Animal remains are often some of the most frequently encountered material remains recovered from archaeological sites and therefore provide crucial information relating to subsistence strategies, animal husbandry patterns, paleoenvironments and a wide range of other human behaviors. This course provides an introduction to the main elements of Zooarchaeological research and will focus on the recovery, identification and contextual analysis of animal remains. The course will provide both laboratory training as well as seminar discussions in order to evaluate the significance of Zooarchaeology within archaeological research. Participants will therefore have the opportunity to gain practical skills in identification and analysis and to learn how this information can be applied to the study of complex societies in the Old and New World.
History of Anthropological Thought
This course provides a wide-ranging survey of the development of anthropological thought and the formation of the four-field discipline of Anthropology.
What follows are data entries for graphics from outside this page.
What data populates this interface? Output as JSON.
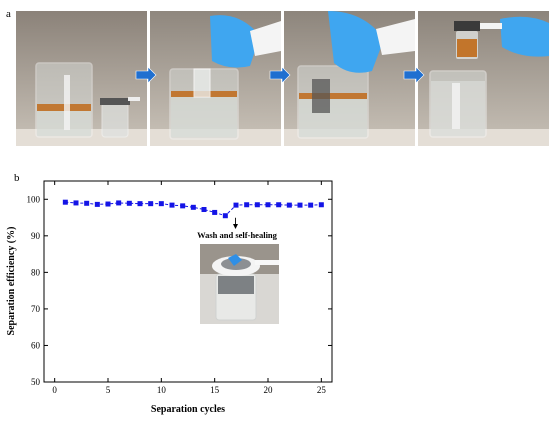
{
  "panel_a": {
    "label": "a",
    "photo_count": 4
  },
  "panel_b": {
    "label": "b"
  },
  "inset": {
    "caption": "Wash and self-healing"
  },
  "colors": {
    "series": "#1414e6",
    "glove": "#3fa6f0",
    "oil": "#c06a1a"
  },
  "chart_data": {
    "type": "line",
    "xlabel": "Separation cycles",
    "ylabel": "Separation efficiency (%)",
    "xlim": [
      -1,
      26
    ],
    "ylim": [
      50,
      105
    ],
    "xticks": [
      0,
      5,
      10,
      15,
      20,
      25
    ],
    "yticks": [
      50,
      60,
      70,
      80,
      90,
      100
    ],
    "grid": false,
    "marker": "square",
    "line_style": "dashed",
    "series": [
      {
        "x": [
          1,
          2,
          3,
          4,
          5,
          6,
          7,
          8,
          9,
          10,
          11,
          12,
          13,
          14,
          15,
          16,
          17,
          18,
          19,
          20,
          21,
          22,
          23,
          24,
          25
        ],
        "values": [
          99.2,
          99.0,
          98.9,
          98.6,
          98.7,
          99.0,
          98.9,
          98.8,
          98.8,
          98.8,
          98.4,
          98.2,
          97.8,
          97.2,
          96.4,
          95.5,
          98.4,
          98.5,
          98.5,
          98.5,
          98.5,
          98.4,
          98.4,
          98.4,
          98.5
        ]
      }
    ],
    "annotation": {
      "text": "Wash and self-healing",
      "at_x": 17
    }
  }
}
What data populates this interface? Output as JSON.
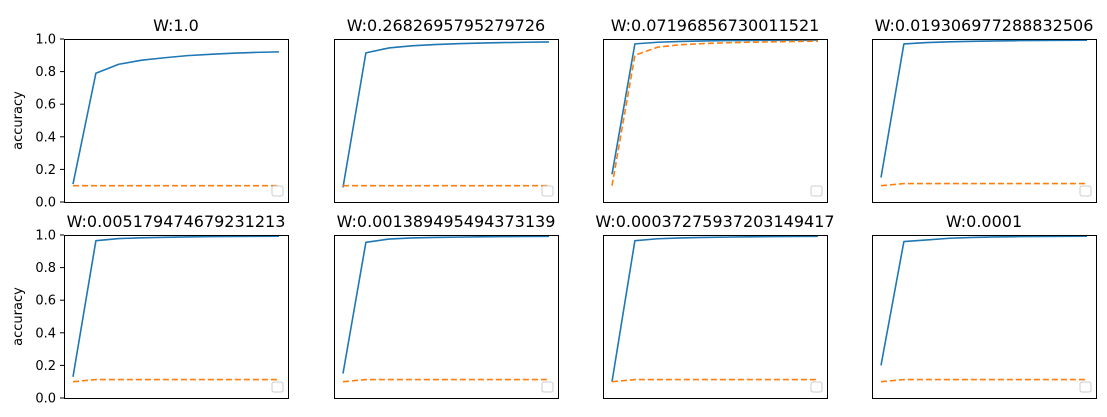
{
  "figure": {
    "colors": {
      "train": "#1f77b4",
      "test": "#ff7f0e",
      "axes": "#000000",
      "background": "#ffffff"
    }
  },
  "chart_data": [
    {
      "type": "line",
      "title": "W:1.0",
      "xlabel": "",
      "ylabel": "accuracy",
      "ylim": [
        0,
        1.0
      ],
      "yticks": [
        "0.0",
        "0.2",
        "0.4",
        "0.6",
        "0.8",
        "1.0"
      ],
      "x": [
        0,
        1,
        2,
        3,
        4,
        5,
        6,
        7,
        8,
        9
      ],
      "series": [
        {
          "values": [
            0.11,
            0.79,
            0.845,
            0.87,
            0.885,
            0.898,
            0.906,
            0.913,
            0.918,
            0.921
          ],
          "color": "#1f77b4",
          "style": "solid"
        },
        {
          "values": [
            0.1,
            0.1,
            0.1,
            0.1,
            0.1,
            0.1,
            0.1,
            0.1,
            0.1,
            0.1
          ],
          "color": "#ff7f0e",
          "style": "dashed"
        }
      ],
      "legend": "lower-right",
      "grid": false
    },
    {
      "type": "line",
      "title": "W:0.2682695795279726",
      "xlabel": "",
      "ylabel": "",
      "ylim": [
        0,
        1.0
      ],
      "yticks": [],
      "x": [
        0,
        1,
        2,
        3,
        4,
        5,
        6,
        7,
        8,
        9
      ],
      "series": [
        {
          "values": [
            0.09,
            0.915,
            0.945,
            0.958,
            0.966,
            0.971,
            0.975,
            0.978,
            0.98,
            0.982
          ],
          "color": "#1f77b4",
          "style": "solid"
        },
        {
          "values": [
            0.1,
            0.1,
            0.1,
            0.1,
            0.1,
            0.1,
            0.1,
            0.1,
            0.1,
            0.1
          ],
          "color": "#ff7f0e",
          "style": "dashed"
        }
      ],
      "legend": "lower-right",
      "grid": false
    },
    {
      "type": "line",
      "title": "W:0.07196856730011521",
      "xlabel": "",
      "ylabel": "",
      "ylim": [
        0,
        1.0
      ],
      "yticks": [],
      "x": [
        0,
        1,
        2,
        3,
        4,
        5,
        6,
        7,
        8,
        9
      ],
      "series": [
        {
          "values": [
            0.17,
            0.97,
            0.98,
            0.985,
            0.988,
            0.99,
            0.991,
            0.992,
            0.993,
            0.994
          ],
          "color": "#1f77b4",
          "style": "solid"
        },
        {
          "values": [
            0.1,
            0.9,
            0.95,
            0.965,
            0.972,
            0.977,
            0.98,
            0.983,
            0.985,
            0.987
          ],
          "color": "#ff7f0e",
          "style": "dashed"
        }
      ],
      "legend": "lower-right",
      "grid": false
    },
    {
      "type": "line",
      "title": "W:0.019306977288832506",
      "xlabel": "",
      "ylabel": "",
      "ylim": [
        0,
        1.0
      ],
      "yticks": [],
      "x": [
        0,
        1,
        2,
        3,
        4,
        5,
        6,
        7,
        8,
        9
      ],
      "series": [
        {
          "values": [
            0.15,
            0.97,
            0.978,
            0.983,
            0.986,
            0.988,
            0.99,
            0.991,
            0.992,
            0.993
          ],
          "color": "#1f77b4",
          "style": "solid"
        },
        {
          "values": [
            0.1,
            0.113,
            0.113,
            0.113,
            0.113,
            0.113,
            0.113,
            0.113,
            0.113,
            0.113
          ],
          "color": "#ff7f0e",
          "style": "dashed"
        }
      ],
      "legend": "lower-right",
      "grid": false
    },
    {
      "type": "line",
      "title": "W:0.005179474679231213",
      "xlabel": "",
      "ylabel": "accuracy",
      "ylim": [
        0,
        1.0
      ],
      "yticks": [
        "0.0",
        "0.2",
        "0.4",
        "0.6",
        "0.8",
        "1.0"
      ],
      "x": [
        0,
        1,
        2,
        3,
        4,
        5,
        6,
        7,
        8,
        9
      ],
      "series": [
        {
          "values": [
            0.13,
            0.965,
            0.978,
            0.983,
            0.986,
            0.988,
            0.99,
            0.991,
            0.992,
            0.993
          ],
          "color": "#1f77b4",
          "style": "solid"
        },
        {
          "values": [
            0.1,
            0.113,
            0.113,
            0.113,
            0.113,
            0.113,
            0.113,
            0.113,
            0.113,
            0.113
          ],
          "color": "#ff7f0e",
          "style": "dashed"
        }
      ],
      "legend": "lower-right",
      "grid": false
    },
    {
      "type": "line",
      "title": "W:0.001389495494373139",
      "xlabel": "",
      "ylabel": "",
      "ylim": [
        0,
        1.0
      ],
      "yticks": [],
      "x": [
        0,
        1,
        2,
        3,
        4,
        5,
        6,
        7,
        8,
        9
      ],
      "series": [
        {
          "values": [
            0.15,
            0.955,
            0.975,
            0.982,
            0.985,
            0.987,
            0.989,
            0.99,
            0.991,
            0.992
          ],
          "color": "#1f77b4",
          "style": "solid"
        },
        {
          "values": [
            0.1,
            0.113,
            0.113,
            0.113,
            0.113,
            0.113,
            0.113,
            0.113,
            0.113,
            0.113
          ],
          "color": "#ff7f0e",
          "style": "dashed"
        }
      ],
      "legend": "lower-right",
      "grid": false
    },
    {
      "type": "line",
      "title": "W:0.0003727593720314941 7",
      "xlabel": "",
      "ylabel": "",
      "ylim": [
        0,
        1.0
      ],
      "yticks": [],
      "x": [
        0,
        1,
        2,
        3,
        4,
        5,
        6,
        7,
        8,
        9
      ],
      "series": [
        {
          "values": [
            0.1,
            0.965,
            0.977,
            0.982,
            0.985,
            0.987,
            0.989,
            0.99,
            0.991,
            0.992
          ],
          "color": "#1f77b4",
          "style": "solid"
        },
        {
          "values": [
            0.1,
            0.113,
            0.113,
            0.113,
            0.113,
            0.113,
            0.113,
            0.113,
            0.113,
            0.113
          ],
          "color": "#ff7f0e",
          "style": "dashed"
        }
      ],
      "legend": "lower-right",
      "grid": false
    },
    {
      "type": "line",
      "title": "W:0.0001",
      "xlabel": "",
      "ylabel": "",
      "ylim": [
        0,
        1.0
      ],
      "yticks": [],
      "x": [
        0,
        1,
        2,
        3,
        4,
        5,
        6,
        7,
        8,
        9
      ],
      "series": [
        {
          "values": [
            0.2,
            0.96,
            0.97,
            0.98,
            0.985,
            0.988,
            0.99,
            0.991,
            0.992,
            0.993
          ],
          "color": "#1f77b4",
          "style": "solid"
        },
        {
          "values": [
            0.1,
            0.113,
            0.113,
            0.113,
            0.113,
            0.113,
            0.113,
            0.113,
            0.113,
            0.113
          ],
          "color": "#ff7f0e",
          "style": "dashed"
        }
      ],
      "legend": "lower-right",
      "grid": false
    }
  ]
}
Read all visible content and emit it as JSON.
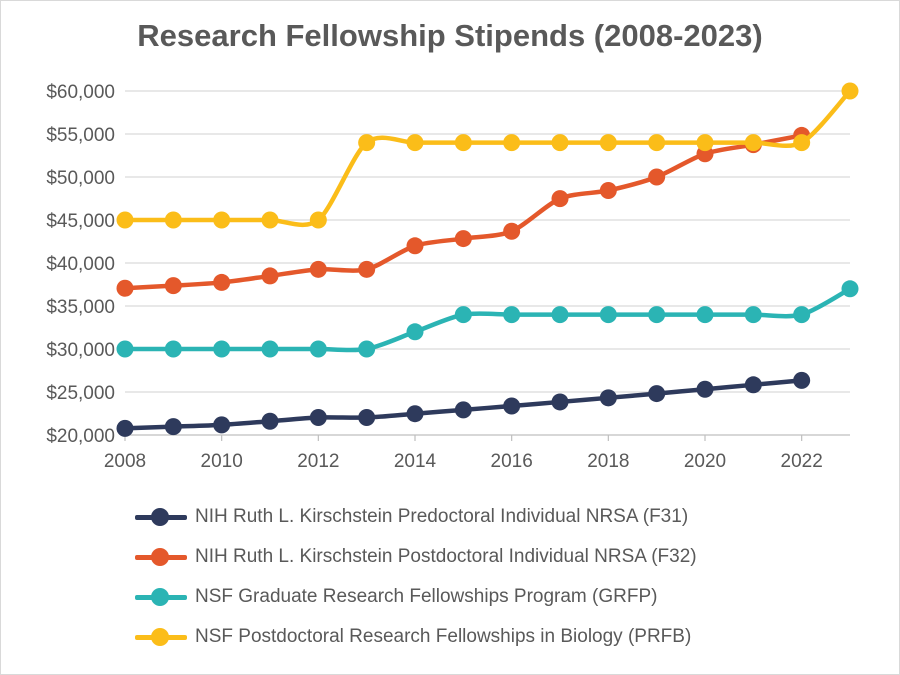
{
  "chart_data": {
    "type": "line",
    "title": "Research Fellowship Stipends (2008-2023)",
    "xlabel": "",
    "ylabel": "",
    "xlim": [
      2008,
      2023
    ],
    "ylim": [
      20000,
      60000
    ],
    "x_ticks": [
      2008,
      2010,
      2012,
      2014,
      2016,
      2018,
      2020,
      2022
    ],
    "x_tick_labels": [
      "2008",
      "2010",
      "2012",
      "2014",
      "2016",
      "2018",
      "2020",
      "2022"
    ],
    "y_ticks": [
      20000,
      25000,
      30000,
      35000,
      40000,
      45000,
      50000,
      55000,
      60000
    ],
    "y_tick_labels": [
      "$20,000",
      "$25,000",
      "$30,000",
      "$35,000",
      "$40,000",
      "$45,000",
      "$50,000",
      "$55,000",
      "$60,000"
    ],
    "grid": "horizontal",
    "legend_position": "bottom",
    "series": [
      {
        "name": "NIH Ruth L. Kirschstein Predoctoral Individual NRSA (F31)",
        "color": "#2e3a5c",
        "x": [
          2008,
          2009,
          2010,
          2011,
          2012,
          2013,
          2014,
          2015,
          2016,
          2017,
          2018,
          2019,
          2020,
          2021,
          2022
        ],
        "values": [
          20772,
          20976,
          21180,
          21600,
          22032,
          22032,
          22476,
          22920,
          23376,
          23844,
          24324,
          24816,
          25320,
          25836,
          26352
        ]
      },
      {
        "name": "NIH Ruth L. Kirschstein Postdoctoral Individual NRSA (F32)",
        "color": "#e4582b",
        "x": [
          2008,
          2009,
          2010,
          2011,
          2012,
          2013,
          2014,
          2015,
          2016,
          2017,
          2018,
          2019,
          2020,
          2021,
          2022
        ],
        "values": [
          37068,
          37368,
          37740,
          38496,
          39264,
          39264,
          42000,
          42840,
          43692,
          47484,
          48432,
          50004,
          52704,
          53760,
          54835
        ]
      },
      {
        "name": "NSF Graduate Research Fellowships Program (GRFP)",
        "color": "#2bb4b4",
        "x": [
          2008,
          2009,
          2010,
          2011,
          2012,
          2013,
          2014,
          2015,
          2016,
          2017,
          2018,
          2019,
          2020,
          2021,
          2022,
          2023
        ],
        "values": [
          30000,
          30000,
          30000,
          30000,
          30000,
          30000,
          32000,
          34000,
          34000,
          34000,
          34000,
          34000,
          34000,
          34000,
          34000,
          37000
        ]
      },
      {
        "name": "NSF Postdoctoral Research Fellowships in Biology (PRFB)",
        "color": "#fbbd19",
        "x": [
          2008,
          2009,
          2010,
          2011,
          2012,
          2013,
          2014,
          2015,
          2016,
          2017,
          2018,
          2019,
          2020,
          2021,
          2022,
          2023
        ],
        "values": [
          45000,
          45000,
          45000,
          45000,
          45000,
          54000,
          54000,
          54000,
          54000,
          54000,
          54000,
          54000,
          54000,
          54000,
          54000,
          60000
        ]
      }
    ]
  }
}
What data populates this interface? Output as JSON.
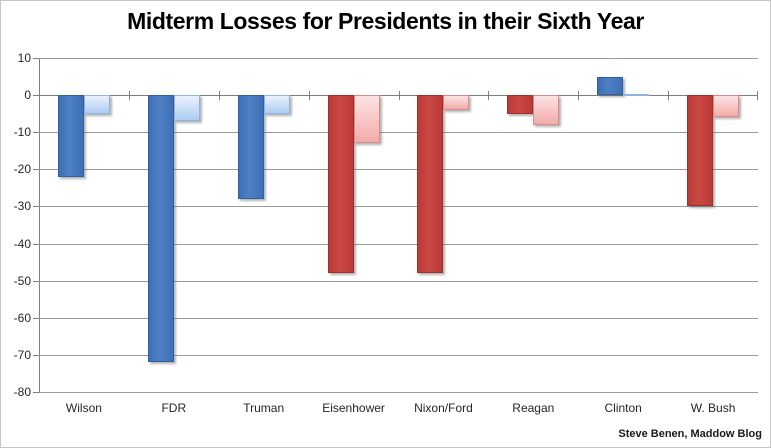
{
  "title": "Midterm Losses for Presidents in their Sixth Year",
  "attribution": "Steve Benen, Maddow Blog",
  "chart_data": {
    "type": "bar",
    "title": "Midterm Losses for Presidents in their Sixth Year",
    "categories": [
      "Wilson",
      "FDR",
      "Truman",
      "Eisenhower",
      "Nixon/Ford",
      "Reagan",
      "Clinton",
      "W. Bush"
    ],
    "series": [
      {
        "shade": "dark",
        "values": [
          -22,
          -72,
          -28,
          -48,
          -48,
          -5,
          5,
          -30
        ]
      },
      {
        "shade": "light",
        "values": [
          -5,
          -7,
          -5,
          -13,
          -4,
          -8,
          0,
          -6
        ]
      }
    ],
    "bar_colors": [
      "blue",
      "blue",
      "blue",
      "red",
      "red",
      "red",
      "blue",
      "red"
    ],
    "yticks": [
      10,
      0,
      -10,
      -20,
      -30,
      -40,
      -50,
      -60,
      -70,
      -80
    ],
    "ylim": [
      -80,
      10
    ],
    "grid": true,
    "legend": "none",
    "colors": {
      "dark_blue": "#3e6fb5",
      "dark_blue_hi": "#4e80c6",
      "dark_blue_edge": "#315f9f",
      "light_blue_top": "#eaf2fd",
      "light_blue_bottom": "#adccf0",
      "light_blue_edge": "#8fb4e2",
      "dark_red": "#bc3a36",
      "dark_red_hi": "#c94944",
      "dark_red_edge": "#9e312e",
      "light_red_top": "#fbe4e4",
      "light_red_bottom": "#f2aba9",
      "light_red_edge": "#db8a88",
      "gridline": "#9b9b9b",
      "axis": "#7f7f7f"
    }
  }
}
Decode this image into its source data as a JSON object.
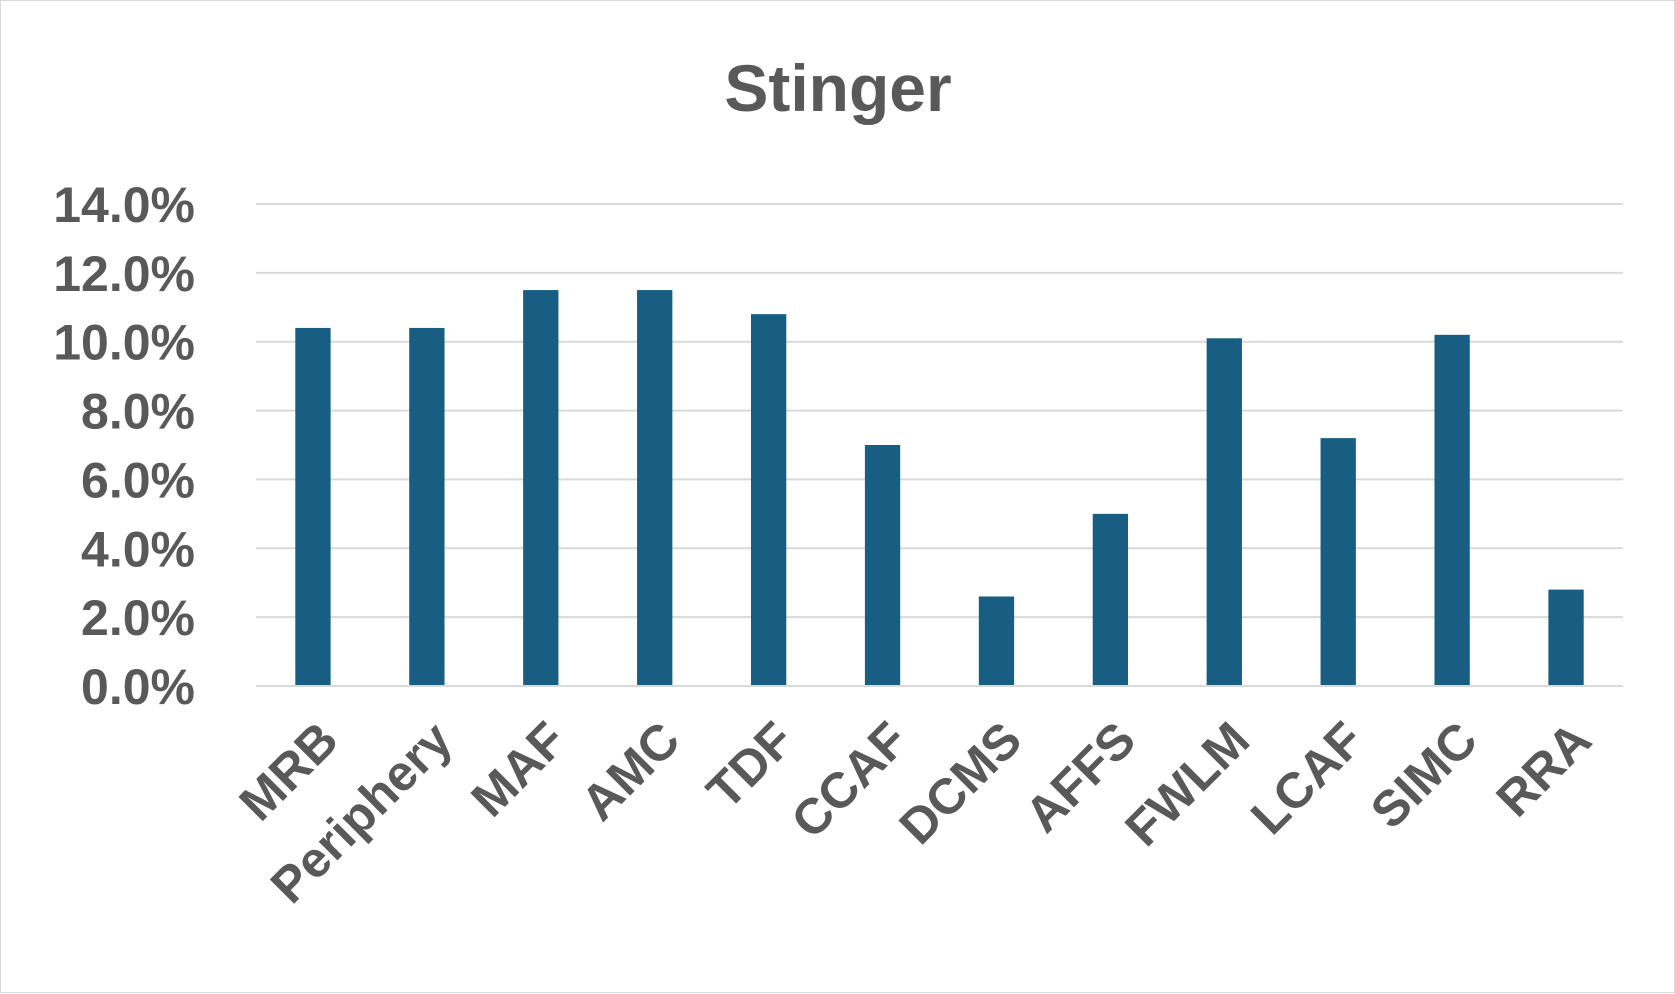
{
  "chart_data": {
    "type": "bar",
    "title": "Stinger",
    "xlabel": "",
    "ylabel": "",
    "ylim": [
      0,
      14
    ],
    "yticks": [
      0,
      2,
      4,
      6,
      8,
      10,
      12,
      14
    ],
    "ytick_labels": [
      "0.0%",
      "2.0%",
      "4.0%",
      "6.0%",
      "8.0%",
      "10.0%",
      "12.0%",
      "14.0%"
    ],
    "categories": [
      "MRB",
      "Periphery",
      "MAF",
      "AMC",
      "TDF",
      "CCAF",
      "DCMS",
      "AFFS",
      "FWLM",
      "LCAF",
      "SIMC",
      "RRA"
    ],
    "values": [
      10.4,
      10.4,
      11.5,
      11.5,
      10.8,
      7.0,
      2.6,
      5.0,
      10.1,
      7.2,
      10.2,
      2.8
    ],
    "grid": true,
    "legend": "none",
    "bar_color": "#175e82"
  }
}
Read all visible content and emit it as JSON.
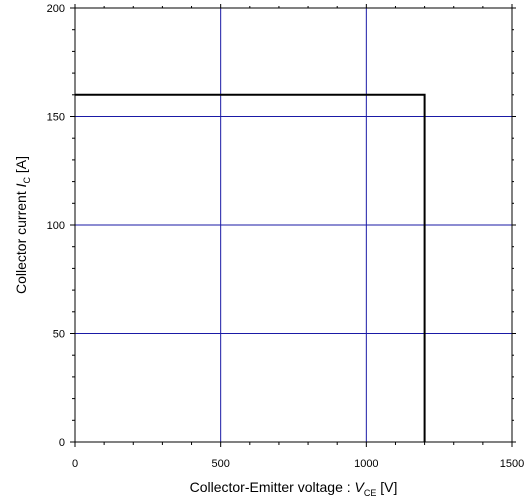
{
  "chart_data": {
    "type": "line",
    "xlabel": {
      "prefix": "Collector-Emitter voltage : ",
      "symbol": "V",
      "subscript": "CE",
      "suffix": " [V]"
    },
    "ylabel": {
      "prefix": "Collector current ",
      "symbol": "I",
      "subscript": "C",
      "suffix": " [A]"
    },
    "xlim": [
      0,
      1500
    ],
    "ylim": [
      0,
      200
    ],
    "x_ticks": [
      "0",
      "500",
      "1000",
      "1500"
    ],
    "y_ticks": [
      "0",
      "50",
      "100",
      "150",
      "200"
    ],
    "grid": true,
    "colors": {
      "grid": "#1a1aa6",
      "series": "#000000",
      "axes": "#000000"
    },
    "series": [
      {
        "x": [
          0,
          1200,
          1200
        ],
        "y": [
          160,
          160,
          0
        ]
      }
    ]
  }
}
Starting with early intellectual growth in Antiquity and the Middle Ages the course charts a path for students that will guide them through the dense and complex world of theory development in Anthropology from the time of Classical thought up through contemporary times. This class offers a critical foundation of knowledge for students majoring in Anthropology and/or undergraduate students planning to take more advanced seminar/writing courses in Anthropology, History, Sociology, and History and Philosophy of Science.
People, Places and Things
This course examines the use of recent theoretical perspectives that cross-cut many of the humanities and social sciences in order to explore the complex relationships that are created between people, landscapes and physical settings, and the use of objects and other forms of material culture. The course will survey key theoretical approaches to explore object agency, symbolism and ritual set within natural and built environments, and the roles that such places and things play within the composition of culture and long term mediation of social processes and memory. The course is diachronic in nature and examines a host of places and objects from around the world from prehistory to the present. A heavy emphasis will be placed on “interdisciplinary thought” with the goal of achieving a more nuanced and comparative understanding of the dynamic role that material culture and the natural and built environment have within the ever-evolving human condition.